Their robot has a passive gripper for placing rings on
the rack and ramps that lift their alliance partners.
As the only
all-girl team to place in the top eight in
their division, winning six matches and losing only one,
Gatorbotics got to select its alliance partners. Picking
such alliance partners is crucial. With 344 teams
competing, teams strained their resources trying to
gather intelligence on the other teams. Players fed each
other real-time scouting reports using IEEE 802.11 ad
hoc networks, and they constantly updated Wiki pages
with team analyses. When Spectrum asked
whether the Gatorbots would play with the boys, operator
Christina replied, "We are going to play with robots."
After donning her newly issued alliance captain's hat
and rearranging her hair into a ponytail that stuck out
the back, she invited two coed teams, the Robonauts of
Clear Creek Independent School District, League City,
Texas, along with CyberBlue of Perry Meridian High
School, in Indianapolis, to join her team's alliance.

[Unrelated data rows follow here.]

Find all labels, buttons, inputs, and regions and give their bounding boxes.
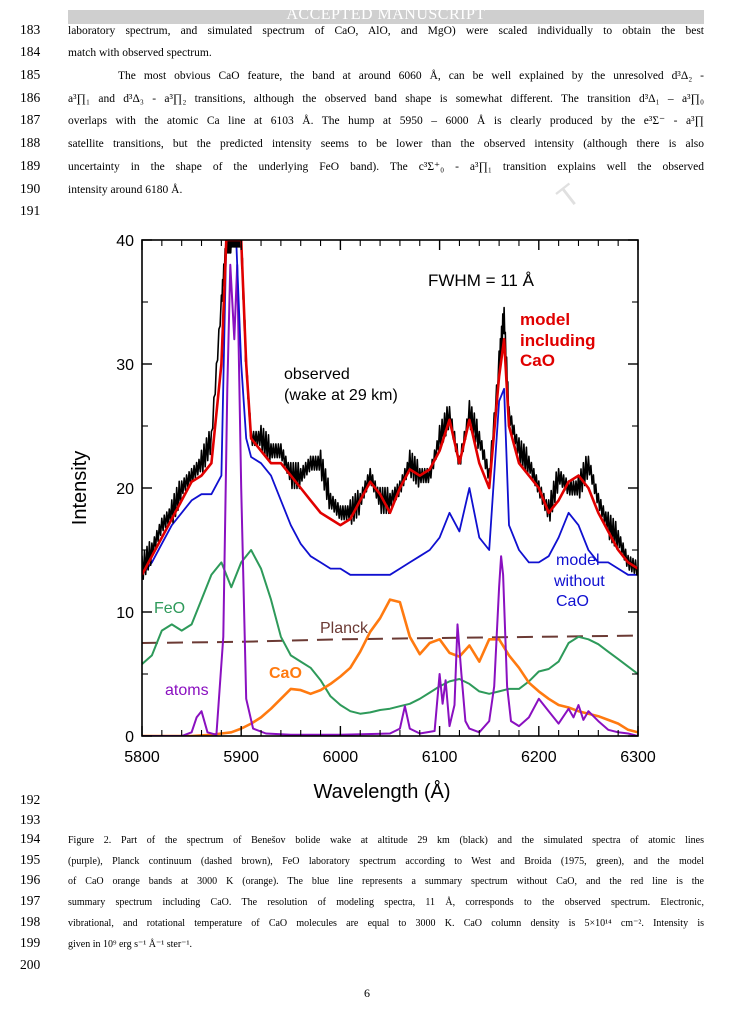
- line-number: 194: [20, 831, 41, 846]
- page-number: 6: [364, 986, 370, 1000]
- fwhm-label: FWHM = 11 Å: [428, 271, 535, 290]
- series-line-atoms: [142, 263, 638, 736]
- observed-label: observed: [284, 366, 350, 383]
- line-number: 193: [20, 812, 41, 827]
- line-number: 196: [20, 872, 41, 887]
- body-line: laboratory spectrum, and simulated spect…: [68, 25, 704, 37]
- line-number: 184: [20, 44, 41, 59]
- x-tick-label: 5800: [124, 749, 160, 766]
- series-line-observed: [142, 240, 638, 581]
- x-tick-label: 6100: [422, 749, 458, 766]
- y-tick-label: 30: [116, 357, 134, 374]
- body-line: a³∏₁ and d³Δ₃ - a³∏₂ transitions, althou…: [68, 93, 704, 105]
- body-line: uncertainty in the shape of the underlyi…: [68, 161, 704, 173]
- line-number: 195: [20, 852, 41, 867]
- caption-line: (purple), Planck continuum (dashed brown…: [68, 856, 704, 867]
- model-cao-label-2: including: [520, 331, 596, 350]
- line-number: 199: [20, 935, 41, 950]
- line-number: 186: [20, 90, 41, 105]
- model-cao-label-1: model: [520, 310, 570, 329]
- body-line: match with observed spectrum.: [68, 47, 212, 59]
- line-number: 189: [20, 158, 41, 173]
- body-line: satellite transitions, but the predicted…: [68, 138, 704, 150]
- series-line-without-cao: [142, 240, 638, 576]
- cao-label: CaO: [269, 665, 302, 682]
- banner-text: ACCEPTED MANUSCRIPT: [286, 6, 486, 23]
- y-tick-label: 40: [116, 233, 134, 250]
- y-axis-label: Intensity: [69, 451, 91, 525]
- series-line-with-cao: [142, 240, 638, 576]
- series-line-planck: [142, 634, 638, 644]
- feo-label: FeO: [154, 600, 185, 617]
- body-line: intensity around 6180 Å.: [68, 184, 183, 196]
- body-line: The most obvious CaO feature, the band a…: [118, 70, 704, 82]
- caption-line: vibrational, and rotational temperature …: [68, 918, 704, 929]
- series-line-cao: [142, 598, 638, 736]
- model-nocao-label-3: CaO: [556, 593, 589, 610]
- y-tick-label: 20: [116, 481, 134, 498]
- x-tick-label: 6200: [521, 749, 557, 766]
- model-nocao-label-1: model: [556, 552, 600, 569]
- caption-line: Figure 2. Part of the spectrum of Benešo…: [68, 835, 704, 846]
- atoms-label: atoms: [165, 682, 209, 699]
- model-cao-label-3: CaO: [520, 351, 555, 370]
- y-tick-label: 0: [125, 729, 134, 746]
- line-number: 197: [20, 893, 41, 908]
- spectrum-chart: 5800 5900 6000 6100 6200 6300 0 10 20 30 40 Wavelen…: [69, 233, 656, 803]
- y-tick-label: 10: [116, 605, 134, 622]
- caption-line: summary spectrum including CaO. The reso…: [68, 897, 704, 908]
- line-number: 192: [20, 792, 41, 807]
- model-nocao-label-2: without: [553, 573, 605, 590]
- x-tick-label: 5900: [223, 749, 259, 766]
- line-number: 187: [20, 112, 41, 127]
- line-number: 188: [20, 135, 41, 150]
- line-number: 198: [20, 914, 41, 929]
- x-axis-label: Wavelength (Å): [313, 780, 450, 803]
- body-line: overlaps with the atomic Ca line at 6103…: [68, 115, 704, 127]
- caption-line: given in 10⁹ erg s⁻¹ Å⁻¹ ster⁻¹.: [68, 939, 192, 950]
- accepted-manuscript-banner: ACCEPTED MANUSCRIPT: [68, 6, 704, 24]
- x-tick-label: 6300: [620, 749, 656, 766]
- caption-line: of CaO orange bands at 3000 K (orange). …: [68, 876, 704, 887]
- line-number: 200: [20, 957, 41, 972]
- planck-label: Planck: [320, 620, 369, 637]
- line-number: 185: [20, 67, 41, 82]
- observed-label-sub: (wake at 29 km): [284, 387, 398, 404]
- line-number: 190: [20, 181, 41, 196]
- line-number: 183: [20, 22, 41, 37]
- x-tick-label: 6000: [323, 749, 359, 766]
- line-number: 191: [20, 203, 41, 218]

The Gatorbotics robot functioned well in the
qualification rounds of the Atlanta championships,
winning six matches and losing only one. However, their
competitors in the quarterfinals, Foley Freeze, of
Bishop Foley Catholic High School, Madison Heights,
Mich.; YTACCC (Youth Technology Academy), of Cleveland
Municipal School District; and the home-schooled Beach
Bots, of Hope Chapel Academy, in Hermosa Beach, Calif.,
defeated the Gatorbotics alliance 42-6 and 286-18. In
the second game the Gatorbotics robot entangled itself
with the scoring rack and, as the girls wrestled with
the controls to free it, the robot toppled over and was
down for the count.
Although none of the all-girl teams advanced beyond
the quarterfinals, their presence still influenced the
championship matches. The winning alliance was Gumpei,
from the Massachusetts Academy of Math and Science,
Worcester, Mass.; Ring Wrangler, from South Windsor High
School, in Connecticut; and Pit-Boss, from
Cimarron-Memorial High School, in Las Vegas. Gumpei
won the Silicon Valley Regional under the
mentorship of former Fembot Sabrina Varanelli. Now
Varanelli has a championship banner hanging in the
robotics lab at Worcester Polytechnic, where she is
studying mechanical engineering.
Speaking of trophies, Spectrum spotted
Gatorbotics captain Christina still wearing her alliance
captain hat the next day in the Atlanta airport.